CARP/HA, SYNC and XMLRPC SYNC explained
What is the expected length of time for a CARP failover, given that both pfsense nodes have a dedicated failover interface with a single patch cable (no switch) between them?
There was a similar (old) thread here https://forum.pfsense.org/index.php?topic=11870.0 where it was suggested, if a switch is between the two, that the switch may prevent fast failover. Are there other factors to consider?
My test env looks like the attached layout.png. Both red and green servers are linux kvm hosts. All of the interfaces are bridged like this ..
opt1 192.168.2.x br2
iface enp1s0f1 inet manual
iface br2 inet manual
wan cable modem dhcp br1
iface enp1s0f2 inet manual
iface br1 inet manual
lan poe 192.168.1.0 br0
iface enp1s0f3 inet manual
iface br0 inet static
.. with the exception of the static configured for the "admin lan" on br0. The other (green) server is configured similarly with only one static - 192.168.1.3, with the exception of the missing wan interface (I only have one DHCP IP/cable modem). The two pfsense boxes are vms, one on each kvm host, with a vnics assigned to each host bridge interface. Both hosts also have a dedicated interface (the blue line between red and green) used for sync between pfsense, 192.168.254.1 and 192.168.254.2. These are configured in pfsense only, not on the hosts. CARP interfaces are 192.168.1.254, 192.168.2.254, 192.168.3.254, and 192.168.4.254.
To test failover I'm using two physical hosts on the 192.168.2.0/24 network, pinging 192.168.1.2 (red host static ip in the picture) during a reboot of primary pfsense. I'm seeing a loss of anywhere between 1-5% during the primary reboot :
–- 192.168.1.2 ping statistics ---
117 packets transmitted, 111 received, 5% packet loss, time 116007ms
rtt min/avg/max/mdev = 0.307/0.718/1.123/0.151 ms
The sync interface has nothing to do with failover speed. There are generally three elements to an HA pair above and beyond normal pfSense configurations:
XMLRPC Sync - this syncs configuration from primary to secondary so for instance when you add a rule to the primary, it is mirrored on the secondary. This is typically configured to sync over the dedicated sync interface. Some packages have their own sync configuration for this.

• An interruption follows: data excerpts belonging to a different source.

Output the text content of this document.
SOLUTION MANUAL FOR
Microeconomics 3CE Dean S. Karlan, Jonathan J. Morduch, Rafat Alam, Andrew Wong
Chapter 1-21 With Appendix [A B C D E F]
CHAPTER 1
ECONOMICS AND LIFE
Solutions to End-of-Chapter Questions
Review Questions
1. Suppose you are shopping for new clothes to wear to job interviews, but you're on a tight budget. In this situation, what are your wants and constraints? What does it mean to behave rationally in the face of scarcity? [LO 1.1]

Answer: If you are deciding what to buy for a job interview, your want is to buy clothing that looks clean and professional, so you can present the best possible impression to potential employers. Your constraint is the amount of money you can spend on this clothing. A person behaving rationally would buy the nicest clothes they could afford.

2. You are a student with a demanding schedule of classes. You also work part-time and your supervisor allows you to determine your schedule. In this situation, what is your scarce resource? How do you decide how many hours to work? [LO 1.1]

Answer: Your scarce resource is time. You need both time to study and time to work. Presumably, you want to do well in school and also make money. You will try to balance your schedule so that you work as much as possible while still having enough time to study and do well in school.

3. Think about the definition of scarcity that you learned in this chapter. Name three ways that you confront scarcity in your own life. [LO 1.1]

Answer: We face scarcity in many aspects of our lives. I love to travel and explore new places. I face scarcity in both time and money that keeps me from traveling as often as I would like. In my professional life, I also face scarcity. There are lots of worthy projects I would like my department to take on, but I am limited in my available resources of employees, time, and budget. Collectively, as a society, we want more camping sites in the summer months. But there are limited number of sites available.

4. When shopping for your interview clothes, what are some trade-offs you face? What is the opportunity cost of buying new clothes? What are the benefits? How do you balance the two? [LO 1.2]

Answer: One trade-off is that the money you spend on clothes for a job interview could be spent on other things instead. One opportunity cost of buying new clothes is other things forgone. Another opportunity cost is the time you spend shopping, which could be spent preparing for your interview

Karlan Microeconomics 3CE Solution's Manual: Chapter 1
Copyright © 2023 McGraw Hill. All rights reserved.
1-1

pfsync - This syncs firewall states between the node the state was created on and the other node. This flows in both directions constantly and in near real-time. This is normally configured to sync over the dedicated interface for performance and, probably more importantly, security reasons as there is no authentication in this sync protocol. The reason for this sync is so that, in the event of a failover, the secondary firewall has all the states active so user connections continue to operate. Something like a streaming video or an ssh session will not timeout and need to be reconnected by the user (though it might experience a brief period of packet loss)
CARP - This is the protocol that swings addresses from the primary to the secondary and back. This is accomplished not on the sync interface but on every interface configured for CARP. The master (usually the primary node) sends an advertisement/heartbeat about every second by default. If the backup (usually the secondary node) does not receive that heartbeat in a proper amount of time, or that heartbeat is from a node with a higher advskew than it has on its own interface, it assumes the other node has stopped (or has been demoted) and assumes the CARP MASTER status. This requires good, solid, layer 2 multicast connectivity between the two nodes on all interfaces and has absolutely nothing to do with any dedicated sync interface between the nodes.

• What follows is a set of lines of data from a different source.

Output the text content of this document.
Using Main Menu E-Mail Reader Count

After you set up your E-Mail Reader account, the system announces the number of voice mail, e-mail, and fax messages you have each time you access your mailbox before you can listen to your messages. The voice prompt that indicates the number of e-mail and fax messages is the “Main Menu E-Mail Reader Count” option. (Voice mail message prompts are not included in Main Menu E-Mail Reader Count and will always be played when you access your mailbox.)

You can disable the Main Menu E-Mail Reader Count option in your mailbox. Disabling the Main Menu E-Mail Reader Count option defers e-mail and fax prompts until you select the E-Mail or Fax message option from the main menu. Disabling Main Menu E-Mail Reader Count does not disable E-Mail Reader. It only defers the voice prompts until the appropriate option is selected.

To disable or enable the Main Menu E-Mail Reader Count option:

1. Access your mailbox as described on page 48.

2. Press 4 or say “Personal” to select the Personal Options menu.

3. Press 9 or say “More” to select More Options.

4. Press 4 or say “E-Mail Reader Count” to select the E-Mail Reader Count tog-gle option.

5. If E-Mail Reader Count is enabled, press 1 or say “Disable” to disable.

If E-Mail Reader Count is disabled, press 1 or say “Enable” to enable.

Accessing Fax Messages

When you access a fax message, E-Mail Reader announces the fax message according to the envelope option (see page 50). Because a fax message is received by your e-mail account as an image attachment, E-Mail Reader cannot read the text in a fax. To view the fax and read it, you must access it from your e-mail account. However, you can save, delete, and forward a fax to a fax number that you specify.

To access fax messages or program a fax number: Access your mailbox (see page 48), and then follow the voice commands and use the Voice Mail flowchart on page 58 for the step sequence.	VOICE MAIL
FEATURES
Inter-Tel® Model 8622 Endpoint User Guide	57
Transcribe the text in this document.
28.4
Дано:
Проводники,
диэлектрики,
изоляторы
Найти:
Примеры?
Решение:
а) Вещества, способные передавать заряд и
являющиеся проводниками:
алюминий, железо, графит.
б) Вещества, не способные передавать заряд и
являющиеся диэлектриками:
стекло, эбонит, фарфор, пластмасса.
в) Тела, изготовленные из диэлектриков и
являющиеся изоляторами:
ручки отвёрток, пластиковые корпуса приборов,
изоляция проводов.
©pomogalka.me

For CARP to swing over and traffic to begin to pass through the secondary node, it generally takes a couple of seconds. It can take a bit longer for other things like OpenVPN and IPsec tunnels to come up on the secondary node.
Note that this is not intended to solve layer 2 problems. If your switches stop passing CARP traffic but both nodes see all interfaces up, things will not work properly. You need to design your layer2 redundantly if you want proper failover for router issues only. If an interface is perceived as down on the primary, it will automatically demote itself, but it has no idea there is a problem if all interfaces are up and it can send CARP advertisements on all of them. There is no way for it to know the backup node cannot receive them and there is no way for the backup node to know what is happening. All the backup node knows is it is not receiving advertisements from the primary so it takes over and you have split brain master/master.

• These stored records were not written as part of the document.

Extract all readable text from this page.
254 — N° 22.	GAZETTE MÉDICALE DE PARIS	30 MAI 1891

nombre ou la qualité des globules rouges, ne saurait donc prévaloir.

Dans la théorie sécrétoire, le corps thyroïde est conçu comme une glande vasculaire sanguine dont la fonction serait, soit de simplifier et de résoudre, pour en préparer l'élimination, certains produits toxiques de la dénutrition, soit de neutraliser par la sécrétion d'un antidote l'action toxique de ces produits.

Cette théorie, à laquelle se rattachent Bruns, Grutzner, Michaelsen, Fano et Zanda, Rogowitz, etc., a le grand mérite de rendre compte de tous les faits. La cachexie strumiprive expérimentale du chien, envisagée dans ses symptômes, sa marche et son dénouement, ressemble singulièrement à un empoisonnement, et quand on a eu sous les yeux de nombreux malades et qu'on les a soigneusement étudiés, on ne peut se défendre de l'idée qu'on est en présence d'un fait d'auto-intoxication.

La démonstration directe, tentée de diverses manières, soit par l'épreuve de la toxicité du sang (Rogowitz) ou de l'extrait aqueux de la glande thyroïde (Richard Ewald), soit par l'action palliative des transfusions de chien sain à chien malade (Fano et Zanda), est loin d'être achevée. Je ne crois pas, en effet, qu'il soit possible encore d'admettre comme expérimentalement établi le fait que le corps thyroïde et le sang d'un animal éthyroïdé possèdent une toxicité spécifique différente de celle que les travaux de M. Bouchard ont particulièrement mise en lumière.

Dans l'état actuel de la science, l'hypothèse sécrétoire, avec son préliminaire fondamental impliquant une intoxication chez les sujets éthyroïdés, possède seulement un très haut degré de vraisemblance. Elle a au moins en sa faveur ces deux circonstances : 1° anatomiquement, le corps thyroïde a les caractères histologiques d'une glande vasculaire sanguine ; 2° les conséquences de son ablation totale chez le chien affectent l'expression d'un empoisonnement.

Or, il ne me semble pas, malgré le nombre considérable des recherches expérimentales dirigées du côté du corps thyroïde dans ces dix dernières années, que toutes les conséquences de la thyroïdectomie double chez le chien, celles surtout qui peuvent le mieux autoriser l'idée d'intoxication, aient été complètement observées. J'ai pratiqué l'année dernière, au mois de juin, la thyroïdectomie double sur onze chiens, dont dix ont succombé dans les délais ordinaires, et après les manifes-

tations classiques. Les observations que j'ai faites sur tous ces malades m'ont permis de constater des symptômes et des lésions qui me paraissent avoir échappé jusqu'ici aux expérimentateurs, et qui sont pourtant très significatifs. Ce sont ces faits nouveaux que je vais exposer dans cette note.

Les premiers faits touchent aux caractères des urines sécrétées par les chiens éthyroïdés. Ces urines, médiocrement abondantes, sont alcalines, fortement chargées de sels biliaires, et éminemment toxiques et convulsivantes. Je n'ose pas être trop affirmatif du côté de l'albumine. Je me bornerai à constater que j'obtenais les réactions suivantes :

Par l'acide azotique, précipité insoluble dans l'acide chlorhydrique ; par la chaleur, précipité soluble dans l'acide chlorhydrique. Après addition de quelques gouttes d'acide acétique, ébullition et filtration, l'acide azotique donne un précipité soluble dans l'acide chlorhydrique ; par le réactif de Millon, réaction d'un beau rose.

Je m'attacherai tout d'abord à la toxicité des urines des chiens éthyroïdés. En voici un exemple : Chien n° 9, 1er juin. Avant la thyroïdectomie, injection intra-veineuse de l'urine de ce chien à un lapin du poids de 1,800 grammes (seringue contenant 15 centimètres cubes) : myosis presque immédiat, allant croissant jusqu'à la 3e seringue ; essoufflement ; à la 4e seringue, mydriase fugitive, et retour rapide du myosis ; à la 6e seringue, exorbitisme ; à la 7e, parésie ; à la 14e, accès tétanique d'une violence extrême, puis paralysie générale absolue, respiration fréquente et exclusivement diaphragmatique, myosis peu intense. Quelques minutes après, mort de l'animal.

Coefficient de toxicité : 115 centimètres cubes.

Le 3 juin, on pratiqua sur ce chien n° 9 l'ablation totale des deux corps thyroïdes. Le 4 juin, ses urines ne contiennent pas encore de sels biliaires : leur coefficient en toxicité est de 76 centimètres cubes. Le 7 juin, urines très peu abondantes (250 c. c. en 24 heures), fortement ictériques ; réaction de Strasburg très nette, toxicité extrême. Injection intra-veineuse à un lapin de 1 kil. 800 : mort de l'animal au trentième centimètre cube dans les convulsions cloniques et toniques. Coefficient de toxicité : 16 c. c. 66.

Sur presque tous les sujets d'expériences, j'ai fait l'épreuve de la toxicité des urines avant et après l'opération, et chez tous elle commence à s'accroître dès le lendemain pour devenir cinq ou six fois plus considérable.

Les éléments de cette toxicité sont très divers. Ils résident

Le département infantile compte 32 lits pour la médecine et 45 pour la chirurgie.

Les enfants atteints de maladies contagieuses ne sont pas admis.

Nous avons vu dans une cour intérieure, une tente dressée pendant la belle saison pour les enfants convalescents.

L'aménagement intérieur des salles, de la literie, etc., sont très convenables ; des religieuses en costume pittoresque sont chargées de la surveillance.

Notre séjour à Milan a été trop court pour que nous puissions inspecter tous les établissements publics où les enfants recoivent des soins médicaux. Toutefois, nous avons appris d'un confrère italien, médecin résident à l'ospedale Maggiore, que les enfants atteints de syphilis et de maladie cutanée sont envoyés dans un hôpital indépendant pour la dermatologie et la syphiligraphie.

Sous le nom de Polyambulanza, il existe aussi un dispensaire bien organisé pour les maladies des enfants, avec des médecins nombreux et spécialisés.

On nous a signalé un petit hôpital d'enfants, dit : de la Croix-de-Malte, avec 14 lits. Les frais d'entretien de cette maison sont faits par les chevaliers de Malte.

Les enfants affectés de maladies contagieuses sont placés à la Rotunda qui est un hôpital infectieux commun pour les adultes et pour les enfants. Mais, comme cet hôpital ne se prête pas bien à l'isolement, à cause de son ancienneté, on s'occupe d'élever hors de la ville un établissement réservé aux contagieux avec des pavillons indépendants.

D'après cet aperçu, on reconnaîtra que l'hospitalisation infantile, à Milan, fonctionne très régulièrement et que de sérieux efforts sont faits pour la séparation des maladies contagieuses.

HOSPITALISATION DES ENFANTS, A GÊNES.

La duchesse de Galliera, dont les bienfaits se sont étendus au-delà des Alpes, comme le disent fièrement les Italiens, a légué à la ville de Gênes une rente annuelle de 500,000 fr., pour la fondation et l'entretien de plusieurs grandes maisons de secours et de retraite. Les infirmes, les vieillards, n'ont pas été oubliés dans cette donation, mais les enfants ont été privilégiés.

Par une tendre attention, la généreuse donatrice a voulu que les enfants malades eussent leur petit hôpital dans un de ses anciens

Test your raw failover speeds by simply placing the primary/master node in persistent maintenance mode. An HA failover will essentially never be caused (or should never be caused) by manually rebooting a node. It should be placed in persistent maintenance mode first. That should yield the fastest failover time. It also keeps the node from assuming the CARP master mode until it has rebooted and all of its services have started. Then the network administrator decides when it is told to assume the MASTER role and starts passing traffic again when you see that everything is to your satisfaction.
Another reasonable test is disconnecting a link with a CARP VIP on it from the primary. That should also trigger a pretty quick failover and a recovery when it is placed online. Again, if that were my node and I saw the primary lost a link I would manually place that unit in maintenance mode, fix the problem, then take it out of maintenance mode when I was happy - but it should recover ok if the link comes back up on its own. This is generally more difficult to simulate in a virtual environment. It should also never happen in a virtual environment.
In the real world, you will use the persistent maintenance mode method far more often than anything else because you will be swinging traffic to the secondary for maintenance and upgrades far more often (hopefully) than you are actually experiencing failures.
Thanks for the excellent reply. I've retested as you suggested by entering persistent maintenance and there is no packet loss that way (perst maint, reboot, leave persist maint). I am still having a small problem with freeradius xmlrpc sync between the two but I posted that in a separate topic (see https://forum.pfsense.org/index.php?topic=135864.0).